(a) The MOST Form shall be designed to provide the following information regarding the patient's care and medical condition:
(1) The orders of an authorized health care professional regarding cardiopulmonary resuscitation and level of medical intervention in accordance with the choices, goals, and preferences of a patient or the patient's authorized representative;
(2) The signature of the authorized health care professional;
(3) Whether the patient has an authorized representative;
(4) The signature of the patient or the authorized representative acknowledging agreement with the orders of the authorized health care professional; and
(5) The date and location of the initial authorization of the MOST Form and the date, location, and outcome of any subsequent revisions to the MOST Form.
(b) Upon execution, a hard copy of a patient's operative MOST Form shall be provided to the patient or the patient's authorized representative.
(c) An executed MOST Form shall be kept in a prominent manner in a patient's printed and electronic medical records in a health care institution or private medical practice, and a copy shall be transferred with the patient whenever the patient is transferred to another health care institution or private medical practice, or to the patient's residence.

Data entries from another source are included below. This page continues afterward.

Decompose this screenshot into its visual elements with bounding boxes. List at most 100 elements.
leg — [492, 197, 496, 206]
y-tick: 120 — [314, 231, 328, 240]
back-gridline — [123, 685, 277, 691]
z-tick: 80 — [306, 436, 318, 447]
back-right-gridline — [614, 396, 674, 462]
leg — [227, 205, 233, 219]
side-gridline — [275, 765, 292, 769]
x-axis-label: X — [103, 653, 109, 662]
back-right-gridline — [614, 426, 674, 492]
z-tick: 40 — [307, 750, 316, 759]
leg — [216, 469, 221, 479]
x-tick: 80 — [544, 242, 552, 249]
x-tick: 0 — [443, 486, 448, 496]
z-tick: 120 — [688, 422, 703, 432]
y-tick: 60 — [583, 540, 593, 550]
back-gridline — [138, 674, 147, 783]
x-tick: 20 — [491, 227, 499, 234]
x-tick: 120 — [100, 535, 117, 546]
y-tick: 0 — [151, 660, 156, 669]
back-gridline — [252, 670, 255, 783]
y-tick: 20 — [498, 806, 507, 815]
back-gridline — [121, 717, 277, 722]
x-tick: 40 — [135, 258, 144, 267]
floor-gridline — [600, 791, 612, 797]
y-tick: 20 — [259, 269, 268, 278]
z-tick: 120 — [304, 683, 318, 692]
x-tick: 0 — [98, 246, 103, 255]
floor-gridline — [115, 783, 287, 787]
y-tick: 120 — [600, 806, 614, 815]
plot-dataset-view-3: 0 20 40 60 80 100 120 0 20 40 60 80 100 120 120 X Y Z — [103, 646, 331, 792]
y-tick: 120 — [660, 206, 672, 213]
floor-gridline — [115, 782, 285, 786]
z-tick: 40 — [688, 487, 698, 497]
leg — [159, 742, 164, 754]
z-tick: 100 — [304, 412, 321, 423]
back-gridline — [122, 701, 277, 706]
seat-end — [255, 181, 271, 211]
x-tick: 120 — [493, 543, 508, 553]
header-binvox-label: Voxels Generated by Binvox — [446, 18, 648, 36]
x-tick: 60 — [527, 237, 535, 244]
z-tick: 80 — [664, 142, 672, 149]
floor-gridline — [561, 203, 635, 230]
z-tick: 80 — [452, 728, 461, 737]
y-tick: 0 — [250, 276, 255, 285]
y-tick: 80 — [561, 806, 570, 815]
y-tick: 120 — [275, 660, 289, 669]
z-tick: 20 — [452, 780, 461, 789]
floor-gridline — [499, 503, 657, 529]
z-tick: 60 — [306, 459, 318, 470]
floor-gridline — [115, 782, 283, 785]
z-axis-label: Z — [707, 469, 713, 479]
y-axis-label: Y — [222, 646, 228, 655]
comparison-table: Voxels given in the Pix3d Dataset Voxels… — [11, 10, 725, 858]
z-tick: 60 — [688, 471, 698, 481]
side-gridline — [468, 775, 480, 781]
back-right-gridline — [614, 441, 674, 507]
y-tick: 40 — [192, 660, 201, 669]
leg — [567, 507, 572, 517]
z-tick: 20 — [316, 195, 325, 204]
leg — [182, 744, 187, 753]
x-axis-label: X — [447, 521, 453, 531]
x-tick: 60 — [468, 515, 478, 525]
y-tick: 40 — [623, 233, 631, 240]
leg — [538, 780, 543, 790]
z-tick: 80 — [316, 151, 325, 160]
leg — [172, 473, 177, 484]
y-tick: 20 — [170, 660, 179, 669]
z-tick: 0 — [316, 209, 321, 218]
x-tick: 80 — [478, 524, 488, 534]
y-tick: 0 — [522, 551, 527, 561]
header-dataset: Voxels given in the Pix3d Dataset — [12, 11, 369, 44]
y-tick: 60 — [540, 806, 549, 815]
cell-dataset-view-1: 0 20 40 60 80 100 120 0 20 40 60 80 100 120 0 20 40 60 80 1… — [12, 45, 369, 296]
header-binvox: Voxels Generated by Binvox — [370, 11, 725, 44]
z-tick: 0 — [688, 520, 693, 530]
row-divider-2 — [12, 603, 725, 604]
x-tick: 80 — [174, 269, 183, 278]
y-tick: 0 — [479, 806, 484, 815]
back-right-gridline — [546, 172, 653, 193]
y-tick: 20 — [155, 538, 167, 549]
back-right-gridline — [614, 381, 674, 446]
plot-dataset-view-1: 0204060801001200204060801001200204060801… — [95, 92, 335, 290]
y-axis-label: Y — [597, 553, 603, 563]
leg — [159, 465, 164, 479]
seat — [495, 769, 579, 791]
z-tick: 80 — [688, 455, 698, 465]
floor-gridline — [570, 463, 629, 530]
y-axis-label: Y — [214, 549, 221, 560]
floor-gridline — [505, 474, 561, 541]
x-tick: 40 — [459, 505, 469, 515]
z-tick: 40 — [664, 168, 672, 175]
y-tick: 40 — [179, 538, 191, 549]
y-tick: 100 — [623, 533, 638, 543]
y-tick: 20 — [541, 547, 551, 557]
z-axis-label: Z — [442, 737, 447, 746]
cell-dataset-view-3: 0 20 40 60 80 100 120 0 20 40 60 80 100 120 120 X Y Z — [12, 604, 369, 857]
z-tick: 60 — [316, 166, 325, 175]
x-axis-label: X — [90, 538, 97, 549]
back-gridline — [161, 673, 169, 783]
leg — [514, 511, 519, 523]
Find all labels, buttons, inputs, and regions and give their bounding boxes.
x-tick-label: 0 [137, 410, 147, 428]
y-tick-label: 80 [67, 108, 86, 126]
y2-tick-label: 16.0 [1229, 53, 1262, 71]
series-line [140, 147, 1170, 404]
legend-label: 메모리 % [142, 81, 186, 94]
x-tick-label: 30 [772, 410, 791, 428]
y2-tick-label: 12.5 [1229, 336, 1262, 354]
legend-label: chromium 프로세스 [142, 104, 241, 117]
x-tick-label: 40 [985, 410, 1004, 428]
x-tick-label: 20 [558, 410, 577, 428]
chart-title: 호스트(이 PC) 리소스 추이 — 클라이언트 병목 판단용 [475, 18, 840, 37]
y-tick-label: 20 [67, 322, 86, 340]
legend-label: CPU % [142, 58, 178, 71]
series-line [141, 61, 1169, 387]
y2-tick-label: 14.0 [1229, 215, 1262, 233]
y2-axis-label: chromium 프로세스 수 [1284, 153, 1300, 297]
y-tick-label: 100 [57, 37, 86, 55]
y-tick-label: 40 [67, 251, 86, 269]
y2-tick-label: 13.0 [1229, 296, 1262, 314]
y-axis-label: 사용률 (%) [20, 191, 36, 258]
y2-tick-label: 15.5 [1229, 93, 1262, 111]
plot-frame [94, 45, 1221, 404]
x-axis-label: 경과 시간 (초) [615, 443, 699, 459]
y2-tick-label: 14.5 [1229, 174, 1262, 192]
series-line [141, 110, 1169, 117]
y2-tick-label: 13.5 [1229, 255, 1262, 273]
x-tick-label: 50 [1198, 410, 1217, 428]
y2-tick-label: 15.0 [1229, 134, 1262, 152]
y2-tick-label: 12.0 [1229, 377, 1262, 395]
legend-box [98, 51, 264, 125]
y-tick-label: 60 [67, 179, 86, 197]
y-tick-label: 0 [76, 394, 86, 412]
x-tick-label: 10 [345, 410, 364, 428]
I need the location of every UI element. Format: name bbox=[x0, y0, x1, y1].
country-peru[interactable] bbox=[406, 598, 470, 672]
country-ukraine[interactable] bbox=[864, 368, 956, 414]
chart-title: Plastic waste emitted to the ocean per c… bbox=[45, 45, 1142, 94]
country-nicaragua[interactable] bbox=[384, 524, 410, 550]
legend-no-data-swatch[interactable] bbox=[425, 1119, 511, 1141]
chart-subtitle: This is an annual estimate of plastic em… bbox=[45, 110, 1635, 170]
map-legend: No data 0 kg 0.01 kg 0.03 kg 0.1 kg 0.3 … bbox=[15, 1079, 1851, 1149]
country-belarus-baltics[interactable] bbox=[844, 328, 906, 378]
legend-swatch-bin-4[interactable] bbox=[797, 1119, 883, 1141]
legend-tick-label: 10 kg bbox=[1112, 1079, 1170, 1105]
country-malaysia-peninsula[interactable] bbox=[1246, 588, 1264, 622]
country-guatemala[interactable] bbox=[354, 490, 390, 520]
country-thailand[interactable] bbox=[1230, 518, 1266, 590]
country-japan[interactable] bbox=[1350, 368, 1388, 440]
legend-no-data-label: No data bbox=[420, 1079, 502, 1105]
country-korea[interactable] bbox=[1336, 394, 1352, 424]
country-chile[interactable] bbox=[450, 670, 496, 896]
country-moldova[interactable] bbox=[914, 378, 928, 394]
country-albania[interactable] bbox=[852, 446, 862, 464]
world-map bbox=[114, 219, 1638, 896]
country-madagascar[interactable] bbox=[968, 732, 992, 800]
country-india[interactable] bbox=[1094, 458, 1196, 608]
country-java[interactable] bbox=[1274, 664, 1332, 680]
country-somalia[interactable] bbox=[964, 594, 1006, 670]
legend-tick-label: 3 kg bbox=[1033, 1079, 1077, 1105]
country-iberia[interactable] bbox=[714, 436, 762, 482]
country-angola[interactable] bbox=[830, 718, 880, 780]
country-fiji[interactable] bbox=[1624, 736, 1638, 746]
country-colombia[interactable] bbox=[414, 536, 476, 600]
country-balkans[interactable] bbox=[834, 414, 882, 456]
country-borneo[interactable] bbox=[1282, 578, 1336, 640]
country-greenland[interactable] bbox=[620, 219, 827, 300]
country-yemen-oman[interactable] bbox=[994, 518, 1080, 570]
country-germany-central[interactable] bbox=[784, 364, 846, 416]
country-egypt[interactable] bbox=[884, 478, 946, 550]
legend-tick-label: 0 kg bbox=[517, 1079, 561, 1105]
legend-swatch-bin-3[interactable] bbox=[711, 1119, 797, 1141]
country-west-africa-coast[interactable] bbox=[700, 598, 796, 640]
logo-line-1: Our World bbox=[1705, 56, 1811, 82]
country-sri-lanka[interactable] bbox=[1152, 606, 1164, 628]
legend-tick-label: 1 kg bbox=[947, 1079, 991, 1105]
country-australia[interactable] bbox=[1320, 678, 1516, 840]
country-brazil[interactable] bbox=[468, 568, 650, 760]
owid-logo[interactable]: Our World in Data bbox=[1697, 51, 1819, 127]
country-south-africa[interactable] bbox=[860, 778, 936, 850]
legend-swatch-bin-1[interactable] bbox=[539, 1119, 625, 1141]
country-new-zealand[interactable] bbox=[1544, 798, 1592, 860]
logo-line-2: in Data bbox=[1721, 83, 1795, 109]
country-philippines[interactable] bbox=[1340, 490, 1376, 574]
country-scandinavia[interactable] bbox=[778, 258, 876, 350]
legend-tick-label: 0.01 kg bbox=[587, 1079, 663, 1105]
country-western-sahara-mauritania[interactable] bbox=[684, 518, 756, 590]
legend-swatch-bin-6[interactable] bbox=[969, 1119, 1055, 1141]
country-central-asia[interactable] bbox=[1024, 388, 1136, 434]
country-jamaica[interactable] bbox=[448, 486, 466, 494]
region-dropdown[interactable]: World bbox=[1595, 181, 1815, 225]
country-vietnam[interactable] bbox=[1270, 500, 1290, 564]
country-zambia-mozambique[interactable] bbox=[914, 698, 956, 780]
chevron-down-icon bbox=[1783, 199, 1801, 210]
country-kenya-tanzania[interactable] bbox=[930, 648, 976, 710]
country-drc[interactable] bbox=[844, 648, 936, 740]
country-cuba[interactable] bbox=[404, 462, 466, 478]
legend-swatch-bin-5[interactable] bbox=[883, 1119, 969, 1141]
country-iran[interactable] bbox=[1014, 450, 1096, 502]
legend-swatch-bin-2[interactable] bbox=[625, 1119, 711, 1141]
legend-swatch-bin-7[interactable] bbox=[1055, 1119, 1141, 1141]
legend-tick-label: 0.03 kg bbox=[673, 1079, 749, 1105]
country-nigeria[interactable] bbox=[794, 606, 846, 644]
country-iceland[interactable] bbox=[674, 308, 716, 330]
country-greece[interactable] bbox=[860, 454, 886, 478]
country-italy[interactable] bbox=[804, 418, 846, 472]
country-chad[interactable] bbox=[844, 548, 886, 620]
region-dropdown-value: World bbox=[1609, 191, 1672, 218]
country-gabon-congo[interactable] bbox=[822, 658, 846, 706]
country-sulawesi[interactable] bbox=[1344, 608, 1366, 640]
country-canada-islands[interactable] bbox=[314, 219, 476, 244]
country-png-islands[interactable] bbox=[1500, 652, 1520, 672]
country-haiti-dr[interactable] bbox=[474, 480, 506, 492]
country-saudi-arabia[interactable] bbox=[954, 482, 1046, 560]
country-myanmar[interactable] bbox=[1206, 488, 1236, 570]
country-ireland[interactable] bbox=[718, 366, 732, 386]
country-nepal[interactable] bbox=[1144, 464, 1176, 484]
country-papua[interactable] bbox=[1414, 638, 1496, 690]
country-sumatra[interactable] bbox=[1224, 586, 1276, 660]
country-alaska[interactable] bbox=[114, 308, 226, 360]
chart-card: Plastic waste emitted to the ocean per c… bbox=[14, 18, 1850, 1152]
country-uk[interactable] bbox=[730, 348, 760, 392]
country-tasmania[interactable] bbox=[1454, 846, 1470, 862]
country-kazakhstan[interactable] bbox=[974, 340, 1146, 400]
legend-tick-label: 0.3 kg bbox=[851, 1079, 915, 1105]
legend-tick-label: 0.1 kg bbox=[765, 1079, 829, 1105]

(d) A copy of a MOST Form shall be as effective as an original.
Applicability of D.C. Law 21-72: Section 4 of D.C. Law 21-72 provided (a) that the act shall apply upon the date of inclusion of its fiscal effect in an approved budget and financial plan; (b) that the Chief Financial Officer shall certify the date of the inclusion of the fiscal effect in an approved budget and financial plan, and provide notice to the Budget Director of the Council of the certification; and (c) that the Budget Director shall cause the notice of the certification to be published in the District of Columbia Register and that the date of publication of the notice of the certification shall not affect the applicability of the act.